Linzer also highlighted a particularly glaring case in which Clarence Aaron, a black man serving three life sentences for cocaine distribution who had no prior record, was turned down for a pardon even though the prosecutor and the judge supported commuting his sentence. Ronald Rogers, the pardon attorney who just lost his job, left out their recommendations in advising the White House to turn Aaron down. After another investigation, the inspector general for the Justice Department found Rogers had misrepresented the case without input from anyone more senior at the DOJ.
Obama finally pardoned Aaron last December, but the fact that Rogers stayed in office until this week is one measure of how reluctant the president has been to take on the larger breakdown in the pardoning system. Perhaps the idea was that if Obama hardly pardoned anyone, he couldn’t be accused of pardoning unfairly. Reagan and Clinton granted 1 in 100 pardon applications. Under George W. Bush, the rate fell to 1 in 1,000. In May 2012, the rate for Obama was 1 in 5,000. That’s partly because the number of applicants has risen with the prison population. But it’s also because Obama has played it so safe.

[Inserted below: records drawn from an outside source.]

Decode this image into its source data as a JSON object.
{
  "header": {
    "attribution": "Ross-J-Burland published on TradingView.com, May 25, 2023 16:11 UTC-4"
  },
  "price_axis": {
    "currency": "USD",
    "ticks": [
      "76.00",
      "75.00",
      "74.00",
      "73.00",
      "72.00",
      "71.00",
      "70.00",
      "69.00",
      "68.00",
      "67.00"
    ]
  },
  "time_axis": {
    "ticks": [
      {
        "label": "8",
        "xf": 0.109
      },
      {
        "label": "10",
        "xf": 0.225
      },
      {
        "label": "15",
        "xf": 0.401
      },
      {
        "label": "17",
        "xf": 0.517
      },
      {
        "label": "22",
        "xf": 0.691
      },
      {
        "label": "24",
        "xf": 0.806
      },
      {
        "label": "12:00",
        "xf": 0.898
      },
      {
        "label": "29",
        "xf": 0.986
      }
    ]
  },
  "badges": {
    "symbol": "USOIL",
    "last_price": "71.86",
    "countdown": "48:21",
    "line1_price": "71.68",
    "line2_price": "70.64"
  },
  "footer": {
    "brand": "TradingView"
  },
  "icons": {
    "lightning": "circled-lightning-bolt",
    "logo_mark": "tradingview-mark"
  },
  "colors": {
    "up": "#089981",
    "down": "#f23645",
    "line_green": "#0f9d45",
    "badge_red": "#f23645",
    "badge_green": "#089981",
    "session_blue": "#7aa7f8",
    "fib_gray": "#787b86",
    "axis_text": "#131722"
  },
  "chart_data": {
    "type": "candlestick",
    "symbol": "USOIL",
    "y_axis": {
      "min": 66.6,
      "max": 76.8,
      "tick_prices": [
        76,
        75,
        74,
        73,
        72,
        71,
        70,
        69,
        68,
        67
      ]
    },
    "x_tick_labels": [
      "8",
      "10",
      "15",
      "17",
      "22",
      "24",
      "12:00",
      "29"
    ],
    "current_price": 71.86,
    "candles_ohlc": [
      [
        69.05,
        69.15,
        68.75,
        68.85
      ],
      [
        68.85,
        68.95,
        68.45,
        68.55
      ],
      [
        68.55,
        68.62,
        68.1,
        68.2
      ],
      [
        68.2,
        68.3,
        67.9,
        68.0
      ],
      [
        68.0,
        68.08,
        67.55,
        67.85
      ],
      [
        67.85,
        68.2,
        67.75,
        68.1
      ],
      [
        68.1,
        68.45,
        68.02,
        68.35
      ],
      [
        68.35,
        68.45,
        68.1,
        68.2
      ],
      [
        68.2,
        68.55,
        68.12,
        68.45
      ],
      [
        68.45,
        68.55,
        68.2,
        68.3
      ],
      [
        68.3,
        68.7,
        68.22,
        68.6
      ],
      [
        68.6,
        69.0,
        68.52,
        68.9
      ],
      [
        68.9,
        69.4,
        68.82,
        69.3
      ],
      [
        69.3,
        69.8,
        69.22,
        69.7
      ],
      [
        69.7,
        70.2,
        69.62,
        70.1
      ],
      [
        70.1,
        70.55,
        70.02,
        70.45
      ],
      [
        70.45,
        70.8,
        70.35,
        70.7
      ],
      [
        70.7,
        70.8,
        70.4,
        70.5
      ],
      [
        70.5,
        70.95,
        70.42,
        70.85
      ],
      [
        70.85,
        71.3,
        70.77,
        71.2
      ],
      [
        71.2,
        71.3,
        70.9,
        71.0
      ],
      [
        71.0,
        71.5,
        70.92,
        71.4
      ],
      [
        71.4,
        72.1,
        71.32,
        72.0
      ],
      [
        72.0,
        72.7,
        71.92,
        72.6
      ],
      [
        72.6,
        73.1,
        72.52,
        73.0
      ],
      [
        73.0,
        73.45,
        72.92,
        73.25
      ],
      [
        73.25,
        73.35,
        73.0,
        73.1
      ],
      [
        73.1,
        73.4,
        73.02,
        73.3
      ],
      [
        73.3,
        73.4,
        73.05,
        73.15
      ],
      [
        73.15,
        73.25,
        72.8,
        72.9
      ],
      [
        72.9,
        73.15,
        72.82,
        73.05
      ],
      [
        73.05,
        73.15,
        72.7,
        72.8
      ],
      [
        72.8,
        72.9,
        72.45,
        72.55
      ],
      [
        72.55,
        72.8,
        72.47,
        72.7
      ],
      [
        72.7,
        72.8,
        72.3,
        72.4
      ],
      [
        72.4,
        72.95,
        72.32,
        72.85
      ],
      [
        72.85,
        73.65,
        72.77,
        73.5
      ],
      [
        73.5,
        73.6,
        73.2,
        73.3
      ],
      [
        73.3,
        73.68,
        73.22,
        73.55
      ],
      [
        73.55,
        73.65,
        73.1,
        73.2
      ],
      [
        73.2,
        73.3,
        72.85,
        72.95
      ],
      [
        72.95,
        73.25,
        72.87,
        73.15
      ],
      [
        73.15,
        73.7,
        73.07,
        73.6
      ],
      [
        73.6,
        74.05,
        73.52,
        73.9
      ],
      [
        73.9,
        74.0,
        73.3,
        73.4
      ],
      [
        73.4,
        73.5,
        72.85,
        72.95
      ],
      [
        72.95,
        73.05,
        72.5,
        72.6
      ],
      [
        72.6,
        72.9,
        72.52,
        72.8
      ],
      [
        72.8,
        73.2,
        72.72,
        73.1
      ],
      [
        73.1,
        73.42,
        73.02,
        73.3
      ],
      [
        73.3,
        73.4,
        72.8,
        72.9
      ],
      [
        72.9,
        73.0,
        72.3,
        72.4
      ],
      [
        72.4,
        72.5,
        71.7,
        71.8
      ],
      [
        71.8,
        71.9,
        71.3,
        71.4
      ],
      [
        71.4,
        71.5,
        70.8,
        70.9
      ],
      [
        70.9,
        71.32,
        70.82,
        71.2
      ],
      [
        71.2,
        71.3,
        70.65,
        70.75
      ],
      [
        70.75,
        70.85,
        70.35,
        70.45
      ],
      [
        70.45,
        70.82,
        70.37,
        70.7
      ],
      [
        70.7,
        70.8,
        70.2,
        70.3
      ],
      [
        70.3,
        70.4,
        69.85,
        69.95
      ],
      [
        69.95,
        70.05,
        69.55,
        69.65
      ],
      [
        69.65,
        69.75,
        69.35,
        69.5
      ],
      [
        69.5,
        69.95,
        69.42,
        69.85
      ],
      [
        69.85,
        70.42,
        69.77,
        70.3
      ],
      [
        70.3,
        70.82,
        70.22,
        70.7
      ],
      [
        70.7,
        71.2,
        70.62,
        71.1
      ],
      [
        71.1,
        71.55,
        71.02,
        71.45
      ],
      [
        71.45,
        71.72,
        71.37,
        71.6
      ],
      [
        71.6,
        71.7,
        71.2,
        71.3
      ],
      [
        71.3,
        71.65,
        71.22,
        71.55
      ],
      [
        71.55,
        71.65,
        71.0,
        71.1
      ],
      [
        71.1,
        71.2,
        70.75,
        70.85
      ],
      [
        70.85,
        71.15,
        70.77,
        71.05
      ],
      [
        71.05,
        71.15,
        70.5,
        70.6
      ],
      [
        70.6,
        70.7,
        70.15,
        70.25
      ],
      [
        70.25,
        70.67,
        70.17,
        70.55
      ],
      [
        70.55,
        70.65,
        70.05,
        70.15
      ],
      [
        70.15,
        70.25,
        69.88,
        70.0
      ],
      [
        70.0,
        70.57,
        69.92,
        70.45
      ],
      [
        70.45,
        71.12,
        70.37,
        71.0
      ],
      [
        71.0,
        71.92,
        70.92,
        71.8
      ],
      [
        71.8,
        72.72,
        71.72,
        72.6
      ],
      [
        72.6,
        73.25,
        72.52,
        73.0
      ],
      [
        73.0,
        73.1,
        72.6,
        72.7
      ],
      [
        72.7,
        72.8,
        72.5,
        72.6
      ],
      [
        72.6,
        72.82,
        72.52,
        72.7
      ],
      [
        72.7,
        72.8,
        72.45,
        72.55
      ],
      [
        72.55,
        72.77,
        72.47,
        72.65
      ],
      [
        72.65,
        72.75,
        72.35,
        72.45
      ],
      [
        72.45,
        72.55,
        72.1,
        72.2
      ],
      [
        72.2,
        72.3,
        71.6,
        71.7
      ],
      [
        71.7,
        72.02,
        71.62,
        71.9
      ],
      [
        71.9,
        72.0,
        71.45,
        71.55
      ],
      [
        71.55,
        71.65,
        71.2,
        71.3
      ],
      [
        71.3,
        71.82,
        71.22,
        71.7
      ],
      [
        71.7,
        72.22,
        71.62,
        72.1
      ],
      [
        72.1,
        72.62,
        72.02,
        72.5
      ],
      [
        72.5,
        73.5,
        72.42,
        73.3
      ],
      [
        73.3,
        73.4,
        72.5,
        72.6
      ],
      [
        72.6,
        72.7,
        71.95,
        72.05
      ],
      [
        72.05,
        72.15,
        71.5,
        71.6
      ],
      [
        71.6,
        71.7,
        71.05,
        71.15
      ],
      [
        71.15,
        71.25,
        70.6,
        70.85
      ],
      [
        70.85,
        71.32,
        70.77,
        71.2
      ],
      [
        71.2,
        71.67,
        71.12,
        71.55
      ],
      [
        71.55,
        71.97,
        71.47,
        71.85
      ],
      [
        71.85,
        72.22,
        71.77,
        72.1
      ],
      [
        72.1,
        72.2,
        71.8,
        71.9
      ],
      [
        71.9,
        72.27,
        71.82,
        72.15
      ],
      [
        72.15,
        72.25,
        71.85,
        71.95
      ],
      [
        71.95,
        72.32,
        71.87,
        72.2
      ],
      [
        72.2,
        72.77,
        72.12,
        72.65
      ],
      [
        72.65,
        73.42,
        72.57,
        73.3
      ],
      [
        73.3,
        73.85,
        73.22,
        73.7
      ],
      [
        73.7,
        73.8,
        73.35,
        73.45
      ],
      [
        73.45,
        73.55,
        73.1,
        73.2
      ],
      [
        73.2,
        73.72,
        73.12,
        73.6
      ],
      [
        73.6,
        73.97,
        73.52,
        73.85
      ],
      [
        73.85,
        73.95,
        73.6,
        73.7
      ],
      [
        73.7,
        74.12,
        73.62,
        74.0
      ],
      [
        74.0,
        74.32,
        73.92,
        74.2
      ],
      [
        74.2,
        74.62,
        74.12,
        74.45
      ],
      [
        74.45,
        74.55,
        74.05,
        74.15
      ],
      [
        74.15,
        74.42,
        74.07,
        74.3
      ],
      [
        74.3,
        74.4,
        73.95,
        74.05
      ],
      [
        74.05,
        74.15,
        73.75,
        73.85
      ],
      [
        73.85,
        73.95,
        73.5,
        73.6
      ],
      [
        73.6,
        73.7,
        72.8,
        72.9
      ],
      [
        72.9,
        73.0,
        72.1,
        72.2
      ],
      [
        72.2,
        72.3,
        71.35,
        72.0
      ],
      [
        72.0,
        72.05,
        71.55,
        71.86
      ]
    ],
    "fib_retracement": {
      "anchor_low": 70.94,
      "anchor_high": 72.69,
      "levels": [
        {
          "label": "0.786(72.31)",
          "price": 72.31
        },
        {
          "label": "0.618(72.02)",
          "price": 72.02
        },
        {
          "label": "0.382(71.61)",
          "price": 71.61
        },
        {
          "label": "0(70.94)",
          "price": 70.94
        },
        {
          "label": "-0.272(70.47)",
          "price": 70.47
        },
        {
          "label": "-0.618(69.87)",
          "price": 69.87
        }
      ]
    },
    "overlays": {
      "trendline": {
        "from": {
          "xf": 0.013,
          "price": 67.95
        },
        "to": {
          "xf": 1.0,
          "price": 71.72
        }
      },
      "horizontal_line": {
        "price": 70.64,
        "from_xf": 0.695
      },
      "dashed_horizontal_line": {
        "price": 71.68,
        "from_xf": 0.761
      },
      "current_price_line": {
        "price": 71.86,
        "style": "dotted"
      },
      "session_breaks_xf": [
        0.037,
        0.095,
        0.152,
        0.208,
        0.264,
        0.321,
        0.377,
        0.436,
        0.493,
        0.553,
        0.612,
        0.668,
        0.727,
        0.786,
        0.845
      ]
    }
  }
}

Even with increasing bipartisan consensus that federal drug sentences have become too draconian and costly, the sad fact is that there’s always a political case to be made against letting people out of prison.

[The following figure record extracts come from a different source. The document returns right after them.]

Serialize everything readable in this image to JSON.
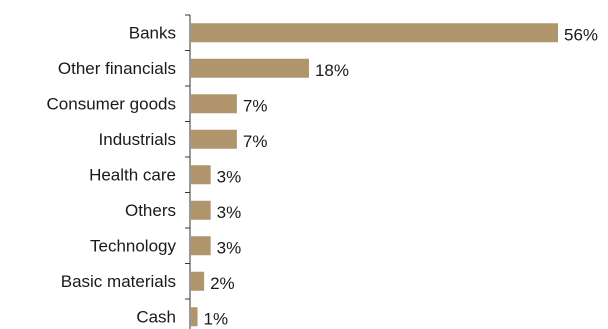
{
  "chart_data": {
    "type": "bar",
    "orientation": "horizontal",
    "categories": [
      "Banks",
      "Other financials",
      "Consumer goods",
      "Industrials",
      "Health care",
      "Others",
      "Technology",
      "Basic materials",
      "Cash"
    ],
    "values": [
      56,
      18,
      7,
      7,
      3,
      3,
      3,
      2,
      1
    ],
    "value_labels": [
      "56%",
      "18%",
      "7%",
      "7%",
      "3%",
      "3%",
      "3%",
      "2%",
      "1%"
    ],
    "unit": "%",
    "title": "",
    "xlabel": "",
    "ylabel": "",
    "xlim": [
      0,
      56
    ],
    "grid": false,
    "legend": "none",
    "bar_color": "#b0956c"
  }
}
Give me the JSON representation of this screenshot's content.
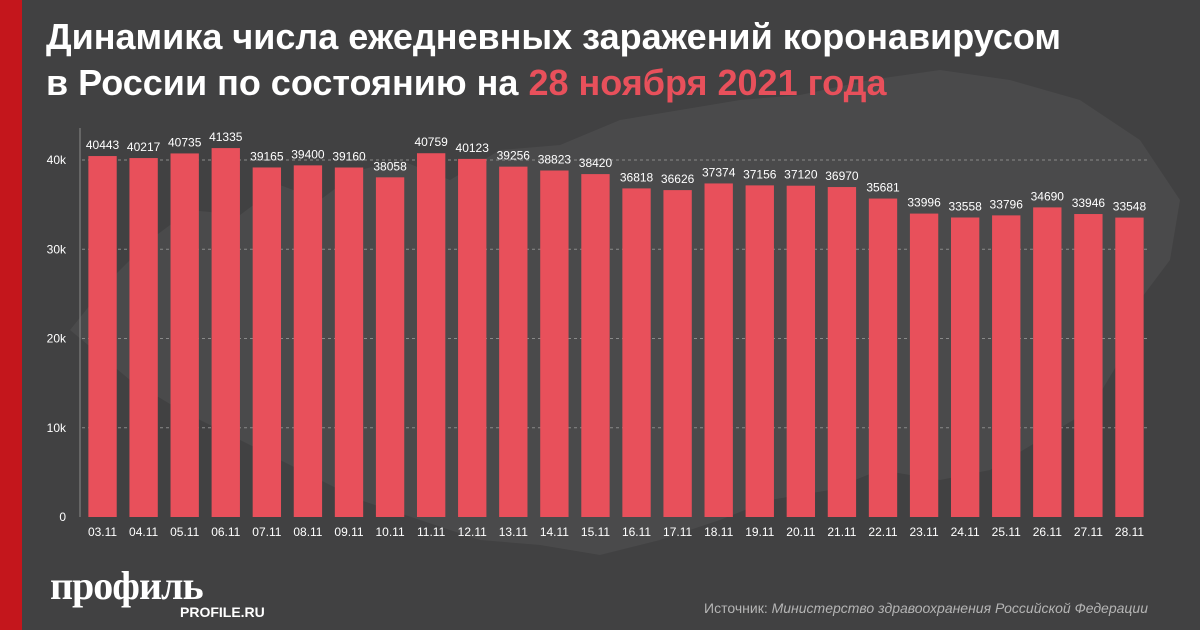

But now that Rogers is gone, Cole is talking not just about making more pardons, but also about addressing “older, stringent punishments that are out of line with sentences imposed under today’s laws.” He described surveying all 215,000 federal inmates as a means to identify applicants, and he has written to the 93 U.S. attorneys for recommendations. Even more promising, reform-minded groups like the ACLU, the American Bar Association, and Families Against Mandatory Minimums would play a direct role, recruiting and training lawyers to use the completed surveys to screen for eligible applicants.
Still, the pardon process is inevitably tricky and technical, and the devil is in the details. According to the Washington Post, here are the criteria for a pardon Cole laid out:
Offenders seeking clemency will have to have served at least 10 years of their sentence, have no significant criminal history, and no connection to gangs, cartels or organized crime. Applicants also must be inmates who probably would have received a “substantially lower sentence” if convicted of the same offense today. And to be eligible, they must have demonstrated good conduct in prison.

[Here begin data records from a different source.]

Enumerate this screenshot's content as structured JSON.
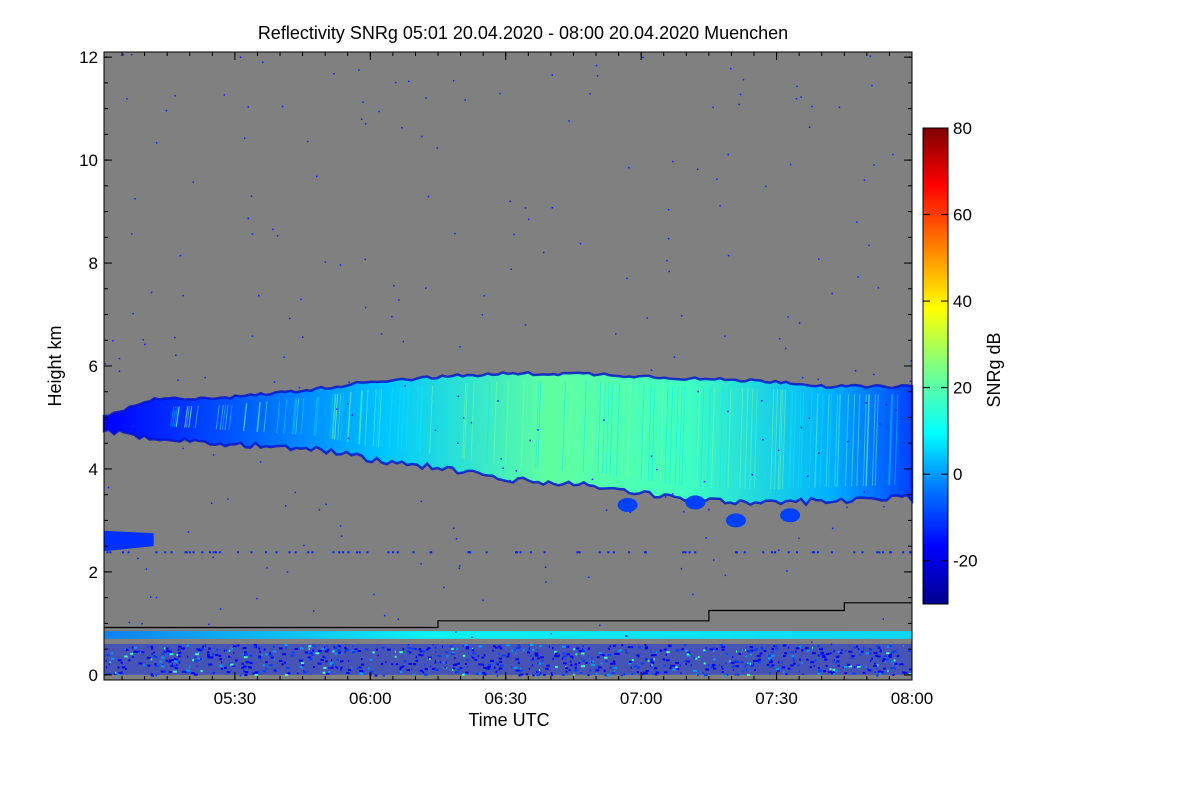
{
  "chart_data": {
    "type": "heatmap",
    "title": "Reflectivity SNRg   05:01 20.04.2020 - 08:00 20.04.2020 Muenchen",
    "xlabel": "Time UTC",
    "ylabel": "Height km",
    "x_tick_labels": [
      "05:30",
      "06:00",
      "06:30",
      "07:00",
      "07:30",
      "08:00"
    ],
    "x_tick_values_hours": [
      5.5,
      6.0,
      6.5,
      7.0,
      7.5,
      8.0
    ],
    "xlim_hours": [
      5.0167,
      8.0
    ],
    "y_tick_labels": [
      "0",
      "2",
      "4",
      "6",
      "8",
      "10",
      "12"
    ],
    "y_tick_values": [
      0,
      2,
      4,
      6,
      8,
      10,
      12
    ],
    "ylim": [
      -0.1,
      12.1
    ],
    "background_color": "#808080",
    "colorbar": {
      "label": "SNRg dB",
      "range": [
        -30,
        80
      ],
      "tick_labels": [
        "-20",
        "0",
        "20",
        "40",
        "60",
        "80"
      ],
      "tick_values": [
        -20,
        0,
        20,
        40,
        60,
        80
      ],
      "colormap": [
        "#00008f",
        "#0000ff",
        "#0080ff",
        "#00ffff",
        "#80ff80",
        "#ffff00",
        "#ff8000",
        "#ff0000",
        "#800000"
      ]
    },
    "cloud_layer": {
      "description": "main echo layer",
      "time_hours": [
        5.0167,
        5.2,
        5.5,
        5.8,
        6.0,
        6.3,
        6.5,
        6.8,
        7.0,
        7.2,
        7.5,
        7.7,
        8.0
      ],
      "top_km": [
        5.0,
        5.35,
        5.4,
        5.55,
        5.7,
        5.8,
        5.85,
        5.85,
        5.8,
        5.75,
        5.7,
        5.6,
        5.6
      ],
      "base_km": [
        4.8,
        4.65,
        4.55,
        4.45,
        4.25,
        4.05,
        3.85,
        3.75,
        3.6,
        3.45,
        3.4,
        3.45,
        3.5
      ],
      "core_snr_db": 25
    },
    "lower_echo": {
      "time_hours": [
        5.0167,
        5.2
      ],
      "height_km": [
        2.4,
        2.8
      ],
      "snr_db": -10
    },
    "boundary_layer_line": {
      "time_hours": [
        5.0167,
        6.25,
        6.25,
        7.25,
        7.25,
        7.75,
        7.75,
        8.0
      ],
      "height_km": [
        0.92,
        0.92,
        1.05,
        1.05,
        1.25,
        1.25,
        1.4,
        1.4
      ]
    },
    "near_surface_band_km": [
      0.7,
      0.85
    ],
    "noise_band_km": [
      0.0,
      0.6
    ]
  }
}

This sounds like the swing Holder took last summer at harsh sentencing, when he directed federal prosecutors to stop specifying the quantity of drugs for certain offenders so as to avoid triggering a mandatory minimum sentence. Then as now, it’s not clear how a grand pronouncement plays out on the ground. Traditionally, pardons have often turned on whether prisoners significantly cooperated with the prosecution, were seriously ill or elderly, or simply serving an unduly severe sentence. The key limiting factor on Cole’s new list of standards is the requirement that a prisoner would have done much less time if sentenced today. That could be a narrow category: drug offenders sentenced to long terms before the Fair Sentencing Act of 2010, which reduced the disparity between sentences for crack and powder cocaine.
If that’s all the proposed reform adds up to, it’s too minor a tweak to the system. It might not even address some of the most sympathetic cases—people who say they played unknowing or peripheral roles in a larger drug ring. People like Stephanie George, who said she didn’t know about the lockbox full of cocaine her boyfriend had hidden in her attic. The judge in her case 17 years ago said he had no choice but to sentence her to life, even though he saw her as “a girlfriend and bag holder and money holder but not actively involved in the drug dealing.”
In her excellent 2012 article, Love outlines a three-legged stool of comprehensive reform of the pardon power. First, the process needs clear standards, with reasoned explanations of why an application is granted. Second, whoever is in charge has to have independence from the Justice Department, real authority, and the confidence of the president. Third, the pardon process “must be accessible and responsive to people of all walks of life, and take into account the likelihood that many deserving pardon applicants will not have skilled counsel or well-connected supporters to advocate on their behalf.” In other words, the system for clemency has to be fair. For everyone—not just the prisoners sentenced under the single unduly harsh law Congress has so far seen fit to change.